Merlin closed his eyes against the words, but they were still true in the dark. His old self didn’t believe in any goodness but Arthur’s. Still, if Merlin needed a sign that he was no longer this horrible wretch, he had it. He would never, ever think of killing a child, even if he believed it would save Ari someday.
“We’re not the same person,” Merlin whispered, a revelation that hit him with all the subtlety of a power cord. “We’re not.”
He raised his hands, and the element of surprise gave him a slight edge. Old Merlin had never seen his apprentice work magic; Merlin had been trying to keep his identity secret. But now kee
ping Gwen and the baby safe from this monster was all that mattered. Merlin didn’t need to make peace with his past. He needed to stop the person he used to be from harming his future. He released a pent-up burst of magic at the exact moment that Old Merlin flicked his fingers.
Merlin felt every muscle in his body go stiff. His mouth was dry, propped open; his eyes couldn’t force a blink. Across from him, Old Merlin had frozen as well, down to the wispiest hairs on his beard.
They were in a stand-off, and whoever managed to break it first would have a head start in the battle over Gwen’s baby.
Ari tore across the landscape, swearing and steering her horse around the worst of the overgrown wood. The sunset dropped an ominous orange light on almost everything, suiting Ari’s fraught imagination a little too nicely.
Gwen kidnapped.
By who? And for what purpose except to hurt the young king? Would they realize that Gwen was pregnant? What if the baby was harmed? Ari cursed the needs of the Arthurian canon. No wonder Jordan hadn’t let Gwen out of her sight.
“You wouldn’t be happy with me now, black knight,” Ari muttered. She almost smiled, thinking of Jordan pushing her out of the way, beating Lancelot to the place where Gwen was being held captive. Ari tried to focus on the other part of the story she’d read in the Arthurian notes—that Lancelot saved Gweneviere, and that they returned newly inseparable—but the sweetness didn’t match the reality. And some of those legends bore whispers of terrible things done to Gweneviere by her captors.
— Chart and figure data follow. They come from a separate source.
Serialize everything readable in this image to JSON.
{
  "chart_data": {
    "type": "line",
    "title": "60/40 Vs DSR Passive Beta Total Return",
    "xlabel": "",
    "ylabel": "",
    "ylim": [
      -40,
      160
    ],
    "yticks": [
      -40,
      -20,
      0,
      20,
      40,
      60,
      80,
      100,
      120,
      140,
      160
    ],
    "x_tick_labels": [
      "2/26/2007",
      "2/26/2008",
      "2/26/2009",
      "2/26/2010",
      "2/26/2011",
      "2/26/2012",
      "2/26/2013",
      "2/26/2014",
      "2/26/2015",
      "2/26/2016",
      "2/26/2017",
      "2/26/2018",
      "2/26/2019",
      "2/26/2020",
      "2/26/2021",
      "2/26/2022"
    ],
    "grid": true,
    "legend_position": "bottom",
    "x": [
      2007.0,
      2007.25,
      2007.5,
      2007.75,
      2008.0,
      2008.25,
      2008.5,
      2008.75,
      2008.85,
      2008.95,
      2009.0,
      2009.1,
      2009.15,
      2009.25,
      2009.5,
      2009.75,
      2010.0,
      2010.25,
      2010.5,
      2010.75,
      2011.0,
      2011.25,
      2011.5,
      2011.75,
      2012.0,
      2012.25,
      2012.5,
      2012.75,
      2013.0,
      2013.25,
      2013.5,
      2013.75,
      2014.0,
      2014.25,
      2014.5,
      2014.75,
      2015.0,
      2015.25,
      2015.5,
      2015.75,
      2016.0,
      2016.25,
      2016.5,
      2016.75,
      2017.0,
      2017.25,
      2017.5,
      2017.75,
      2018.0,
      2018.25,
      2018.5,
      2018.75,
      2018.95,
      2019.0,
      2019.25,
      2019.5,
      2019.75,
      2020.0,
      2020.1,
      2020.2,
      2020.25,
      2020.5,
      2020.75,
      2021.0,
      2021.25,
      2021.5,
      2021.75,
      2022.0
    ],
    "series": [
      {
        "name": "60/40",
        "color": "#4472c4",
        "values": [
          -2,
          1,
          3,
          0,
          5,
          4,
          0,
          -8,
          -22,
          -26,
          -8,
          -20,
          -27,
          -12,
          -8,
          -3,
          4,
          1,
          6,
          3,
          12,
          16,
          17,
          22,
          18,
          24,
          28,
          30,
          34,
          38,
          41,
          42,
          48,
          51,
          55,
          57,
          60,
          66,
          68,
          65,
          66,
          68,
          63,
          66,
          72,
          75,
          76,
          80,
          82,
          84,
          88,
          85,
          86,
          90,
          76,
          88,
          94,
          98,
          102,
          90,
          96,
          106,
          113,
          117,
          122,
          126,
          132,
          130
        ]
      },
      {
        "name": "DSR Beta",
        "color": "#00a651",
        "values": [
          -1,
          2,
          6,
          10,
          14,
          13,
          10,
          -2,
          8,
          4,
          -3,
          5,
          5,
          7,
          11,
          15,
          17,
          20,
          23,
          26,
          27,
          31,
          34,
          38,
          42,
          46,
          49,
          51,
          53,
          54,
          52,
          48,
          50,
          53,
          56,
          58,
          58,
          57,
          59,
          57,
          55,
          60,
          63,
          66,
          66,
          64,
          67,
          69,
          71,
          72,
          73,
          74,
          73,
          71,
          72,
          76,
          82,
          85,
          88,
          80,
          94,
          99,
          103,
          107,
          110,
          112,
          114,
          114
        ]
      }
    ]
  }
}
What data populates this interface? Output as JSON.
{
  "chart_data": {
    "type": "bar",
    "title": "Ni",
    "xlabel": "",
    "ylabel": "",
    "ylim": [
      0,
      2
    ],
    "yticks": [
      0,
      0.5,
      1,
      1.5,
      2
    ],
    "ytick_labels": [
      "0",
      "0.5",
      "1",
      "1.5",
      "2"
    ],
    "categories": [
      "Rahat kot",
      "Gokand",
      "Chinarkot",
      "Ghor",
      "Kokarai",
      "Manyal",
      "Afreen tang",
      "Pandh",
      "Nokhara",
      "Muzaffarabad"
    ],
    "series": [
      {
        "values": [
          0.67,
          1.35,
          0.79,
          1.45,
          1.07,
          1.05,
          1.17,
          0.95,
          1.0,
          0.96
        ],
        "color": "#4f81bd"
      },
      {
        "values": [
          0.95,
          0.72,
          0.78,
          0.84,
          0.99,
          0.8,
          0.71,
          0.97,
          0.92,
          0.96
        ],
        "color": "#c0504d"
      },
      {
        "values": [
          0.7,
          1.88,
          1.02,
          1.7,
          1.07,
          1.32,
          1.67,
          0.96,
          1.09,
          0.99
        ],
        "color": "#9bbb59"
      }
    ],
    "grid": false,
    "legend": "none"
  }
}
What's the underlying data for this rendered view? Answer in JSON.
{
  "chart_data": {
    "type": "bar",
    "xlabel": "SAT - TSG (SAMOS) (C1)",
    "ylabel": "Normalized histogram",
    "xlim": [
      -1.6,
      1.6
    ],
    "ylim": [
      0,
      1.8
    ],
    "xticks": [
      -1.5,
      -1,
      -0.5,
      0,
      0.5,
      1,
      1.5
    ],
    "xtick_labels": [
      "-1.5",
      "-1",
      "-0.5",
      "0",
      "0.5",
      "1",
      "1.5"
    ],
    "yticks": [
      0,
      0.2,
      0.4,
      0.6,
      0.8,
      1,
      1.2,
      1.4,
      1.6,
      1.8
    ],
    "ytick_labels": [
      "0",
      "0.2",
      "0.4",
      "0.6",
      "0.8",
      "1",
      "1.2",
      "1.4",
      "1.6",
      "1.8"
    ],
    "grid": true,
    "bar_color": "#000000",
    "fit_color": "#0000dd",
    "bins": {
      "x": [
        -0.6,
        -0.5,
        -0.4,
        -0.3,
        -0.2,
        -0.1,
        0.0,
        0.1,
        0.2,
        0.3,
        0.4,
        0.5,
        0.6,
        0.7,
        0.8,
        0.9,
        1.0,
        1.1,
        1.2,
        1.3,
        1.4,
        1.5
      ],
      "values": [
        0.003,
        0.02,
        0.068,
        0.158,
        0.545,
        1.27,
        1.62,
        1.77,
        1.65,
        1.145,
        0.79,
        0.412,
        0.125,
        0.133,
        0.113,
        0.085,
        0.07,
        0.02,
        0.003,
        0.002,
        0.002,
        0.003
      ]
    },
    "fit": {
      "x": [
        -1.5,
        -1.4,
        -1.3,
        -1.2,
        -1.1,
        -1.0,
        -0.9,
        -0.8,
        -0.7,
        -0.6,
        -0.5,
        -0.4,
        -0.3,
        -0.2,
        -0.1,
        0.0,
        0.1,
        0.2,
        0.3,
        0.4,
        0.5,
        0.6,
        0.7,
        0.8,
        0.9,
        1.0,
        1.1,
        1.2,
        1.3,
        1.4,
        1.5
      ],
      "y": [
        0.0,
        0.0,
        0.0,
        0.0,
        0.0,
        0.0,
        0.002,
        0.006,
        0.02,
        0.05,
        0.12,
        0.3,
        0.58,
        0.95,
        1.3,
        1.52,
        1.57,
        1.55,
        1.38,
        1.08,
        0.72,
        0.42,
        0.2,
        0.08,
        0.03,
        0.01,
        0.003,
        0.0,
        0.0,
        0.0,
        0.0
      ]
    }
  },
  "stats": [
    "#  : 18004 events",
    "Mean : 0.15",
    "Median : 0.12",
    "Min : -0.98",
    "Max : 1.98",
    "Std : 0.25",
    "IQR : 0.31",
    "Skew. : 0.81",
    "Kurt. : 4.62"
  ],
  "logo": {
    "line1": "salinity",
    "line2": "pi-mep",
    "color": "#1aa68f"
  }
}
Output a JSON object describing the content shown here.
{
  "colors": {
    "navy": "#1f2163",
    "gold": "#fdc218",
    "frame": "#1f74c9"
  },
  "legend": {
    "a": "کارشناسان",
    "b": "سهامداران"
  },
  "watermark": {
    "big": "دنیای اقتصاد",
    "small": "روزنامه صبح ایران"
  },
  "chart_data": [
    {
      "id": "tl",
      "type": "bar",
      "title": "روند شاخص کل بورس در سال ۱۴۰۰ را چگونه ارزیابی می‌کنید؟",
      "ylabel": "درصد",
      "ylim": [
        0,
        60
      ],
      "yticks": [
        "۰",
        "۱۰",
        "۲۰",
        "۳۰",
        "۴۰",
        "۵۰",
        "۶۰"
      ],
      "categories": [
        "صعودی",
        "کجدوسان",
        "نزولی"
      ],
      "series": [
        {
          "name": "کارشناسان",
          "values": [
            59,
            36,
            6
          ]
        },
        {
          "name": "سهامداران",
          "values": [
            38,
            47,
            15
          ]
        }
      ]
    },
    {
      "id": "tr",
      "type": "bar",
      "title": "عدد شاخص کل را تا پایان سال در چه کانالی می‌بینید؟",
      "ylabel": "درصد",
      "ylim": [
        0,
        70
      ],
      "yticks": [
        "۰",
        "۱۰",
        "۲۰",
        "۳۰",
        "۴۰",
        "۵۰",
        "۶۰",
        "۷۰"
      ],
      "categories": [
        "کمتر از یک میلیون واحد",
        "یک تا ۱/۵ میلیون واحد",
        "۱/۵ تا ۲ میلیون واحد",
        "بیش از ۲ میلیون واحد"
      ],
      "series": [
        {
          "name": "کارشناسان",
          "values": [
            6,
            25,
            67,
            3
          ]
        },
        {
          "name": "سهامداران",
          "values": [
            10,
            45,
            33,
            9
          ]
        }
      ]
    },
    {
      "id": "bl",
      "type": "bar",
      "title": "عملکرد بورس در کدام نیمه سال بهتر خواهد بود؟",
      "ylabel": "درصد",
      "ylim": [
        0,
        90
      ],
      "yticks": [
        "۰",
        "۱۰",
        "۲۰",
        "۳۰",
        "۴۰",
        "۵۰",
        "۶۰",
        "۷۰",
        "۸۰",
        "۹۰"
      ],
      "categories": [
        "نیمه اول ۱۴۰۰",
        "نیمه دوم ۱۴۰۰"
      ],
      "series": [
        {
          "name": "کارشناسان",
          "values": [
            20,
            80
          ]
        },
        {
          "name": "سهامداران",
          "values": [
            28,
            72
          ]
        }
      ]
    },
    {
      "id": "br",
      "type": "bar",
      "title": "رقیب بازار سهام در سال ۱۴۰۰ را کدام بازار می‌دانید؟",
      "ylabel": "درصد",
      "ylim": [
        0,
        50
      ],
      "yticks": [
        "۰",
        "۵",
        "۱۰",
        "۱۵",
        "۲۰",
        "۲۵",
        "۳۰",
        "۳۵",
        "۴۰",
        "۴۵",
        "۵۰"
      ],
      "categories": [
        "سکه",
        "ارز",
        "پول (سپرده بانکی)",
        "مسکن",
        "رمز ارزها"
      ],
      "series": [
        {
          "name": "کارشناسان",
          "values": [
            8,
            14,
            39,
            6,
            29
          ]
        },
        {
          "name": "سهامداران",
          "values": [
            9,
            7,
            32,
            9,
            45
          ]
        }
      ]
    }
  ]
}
Ari broke out of the edge of the wood, eyeing a thoroughly deforested landscape. It was somewhat reminiscent of Mercer’s leveling of Old Earth, down to the bedrock. Here the trees had been stolen, used for timber or fire, and the ground had turned to slipping soil. In the far distance, upon a worn mound, a tower stood. Dismal and crooked—that had to be the bald spot Arthur had pointed to on the roughly drawn map.
She kicked her horse into a gallop, racing up the landscape, leaning forward to push the stallion when the terrain became muddy and steep. Finally, at the base of the forgotten tower, she jumped down and lashed her horse to a stone marker.